TypeError: object NoneType can't be used in 'await' expression
jacobtomlinson commented 4 years ago

Ah this appears to be happening on cleanup. Having credentials not pass to the cleanup is a known issue.

I'm surprised it does not work after running aws configure though as it should always be able to read credentials from config files.

deeplook commented 4 years ago

I suggest reproducing it quickly from any binder environment. ;)

jacobtomlinson commented 4 years ago

I am unable to reproduce in Binder.

Steps:

from dask_cloudprovider import FargateCluster
cluster = FargateCluster()
deeplook commented 4 years ago

Hmm. I'm getting timeouts now, Much better. ;) How did you install aswcli and which version? I've used pip install and it gave me 1.18.120. I'm reading about a version 2, but don't find it via pip. – Ok, will retry with v. 2...

deeplook commented 4 years ago

But I can see a cluster in the AWS console, I just don't have a handle on it from its creation.

jacobtomlinson commented 4 years ago

I installed using v2 with the instructions that I linked.

If you're getting timeouts then Fargate may be taking too long to start your tasks. You can extend the timeout with the find_address_timeout kwarg.

The stale resources in AWS will timeout themselves so you will stop paying for them after 5 minutes of inactivity and they should be cleaned up automatically next time you use dask-cloudprovider.

deeplook commented 4 years ago

Cool. I've already lost some money on dask-ec2 before. ;) Looking at https://formulae.brew.sh/formula/awscli#default I see that awscli 2 requires Python 3.8. Is that so? You haven't mentioned it above.

jacobtomlinson commented 4 years ago

I've already lost some money on dask-ec2 before.

Yeah this is a hard balance to strike and we've been discussing it recently.

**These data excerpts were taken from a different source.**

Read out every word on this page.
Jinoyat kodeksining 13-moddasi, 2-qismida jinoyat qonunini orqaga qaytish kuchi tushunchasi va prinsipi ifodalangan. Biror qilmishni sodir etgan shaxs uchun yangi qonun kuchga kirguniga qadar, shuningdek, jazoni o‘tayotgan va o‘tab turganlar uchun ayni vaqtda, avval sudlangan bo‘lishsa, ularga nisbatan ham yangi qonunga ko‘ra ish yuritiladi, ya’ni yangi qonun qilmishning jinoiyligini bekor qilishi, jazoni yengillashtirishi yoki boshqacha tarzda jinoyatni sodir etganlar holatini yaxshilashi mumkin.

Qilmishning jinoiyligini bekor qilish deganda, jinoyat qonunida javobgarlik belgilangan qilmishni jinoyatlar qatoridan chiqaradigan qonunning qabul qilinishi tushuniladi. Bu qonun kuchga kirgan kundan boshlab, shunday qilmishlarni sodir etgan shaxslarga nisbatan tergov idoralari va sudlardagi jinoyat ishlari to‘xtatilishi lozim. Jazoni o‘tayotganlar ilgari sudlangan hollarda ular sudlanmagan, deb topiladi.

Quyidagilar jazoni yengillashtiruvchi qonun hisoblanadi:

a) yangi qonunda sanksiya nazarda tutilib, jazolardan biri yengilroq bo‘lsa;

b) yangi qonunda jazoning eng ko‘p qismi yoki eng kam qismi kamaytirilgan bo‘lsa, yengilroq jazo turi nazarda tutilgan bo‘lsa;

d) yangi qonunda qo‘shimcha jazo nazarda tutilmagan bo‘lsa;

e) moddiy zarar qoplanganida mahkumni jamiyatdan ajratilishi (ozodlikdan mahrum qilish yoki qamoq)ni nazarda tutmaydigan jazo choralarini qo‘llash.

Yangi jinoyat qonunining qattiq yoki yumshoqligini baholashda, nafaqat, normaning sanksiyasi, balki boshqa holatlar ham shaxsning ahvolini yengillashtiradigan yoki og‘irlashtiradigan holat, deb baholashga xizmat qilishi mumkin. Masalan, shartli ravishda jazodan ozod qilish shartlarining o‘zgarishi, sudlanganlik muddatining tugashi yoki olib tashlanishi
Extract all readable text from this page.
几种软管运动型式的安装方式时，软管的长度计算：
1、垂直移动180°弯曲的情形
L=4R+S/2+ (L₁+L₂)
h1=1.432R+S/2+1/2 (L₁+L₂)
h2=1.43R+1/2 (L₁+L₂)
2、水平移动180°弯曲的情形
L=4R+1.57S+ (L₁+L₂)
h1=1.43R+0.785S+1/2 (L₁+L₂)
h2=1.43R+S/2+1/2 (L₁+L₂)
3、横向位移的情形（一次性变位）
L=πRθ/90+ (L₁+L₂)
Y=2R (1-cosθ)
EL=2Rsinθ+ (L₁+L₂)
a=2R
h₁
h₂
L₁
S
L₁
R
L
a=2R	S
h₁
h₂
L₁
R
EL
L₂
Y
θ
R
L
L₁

I appreciate this is a bit of a tangent but I'd be interested in your view on what the Dask maintainer's responsibility is here.

We create tools to make spinning up cloud resources easy. The drawback of this is that this can cost folks money, and if the tool breaks the user has to quickly understand what was created and how to make it stop. Fargate pricing means that if all tasks stop the cost stops, so we can add timeouts and hopefully folks wont run up a bill.

The downside is if you're working on a train and lose your connection the resources may get prematurely cleared up. The workaround for this is making timeouts configurable.

However other cloud services (like EC2) are less easy to time out. So some other cluster managers we create will attempt to close stuff out, but if your session dies then it is your responsibility to clear our resources.

I wonder how we could best communicate this. Do we raise warnings when resources are created? Do we document and leave folks to figure it out? I'd love to hear your thoughts.

I see that awscli 2 requires Python 3.8

Honestly I have no idea. I started binder, followed the install docs and used it. I didn't check my Python version.

deeplook commented 4 years ago

We create tools to make spinning up cloud resources easy. The drawback of this is that this can cost folks money [...]

That's surely an important topic and I might have a thought or two, but I also feel this should be under a different headline. Happy to go there if it exists already...

Honestly I have no idea. I started binder, followed the install docs and used it. I didn't check my Python version.

I guess most binder repos are still on Python 3.7 and so is (the awesome) Dask tutorial repo. AWSCLI2 (installed the Amazon way described above) gives no complaints. It will be interesting to see a pip/conda-based installation once available.

In any case I'm always getting timeouts. Even when passing a threshold of 10 minutes like in cluster = FargateCluster(find_address_timeout=600) I get a timeout much earlier with a message indicating that the passed value is not respected:

OSError: Timed out trying to connect to 'tcp://3.236.190.132:8786' after 10 s:
Timed out trying to connect to 'tcp://3.236.190.132:8786' after 10 s: connect() didn't finish in time

Up to there, I can see a cluster being created (set to active), with one scheduler task (set to running) but no worker tasks or ECS instances... Passing the cluster ARN (taken from the AWS console) to ECSCluster makes no difference, BTW.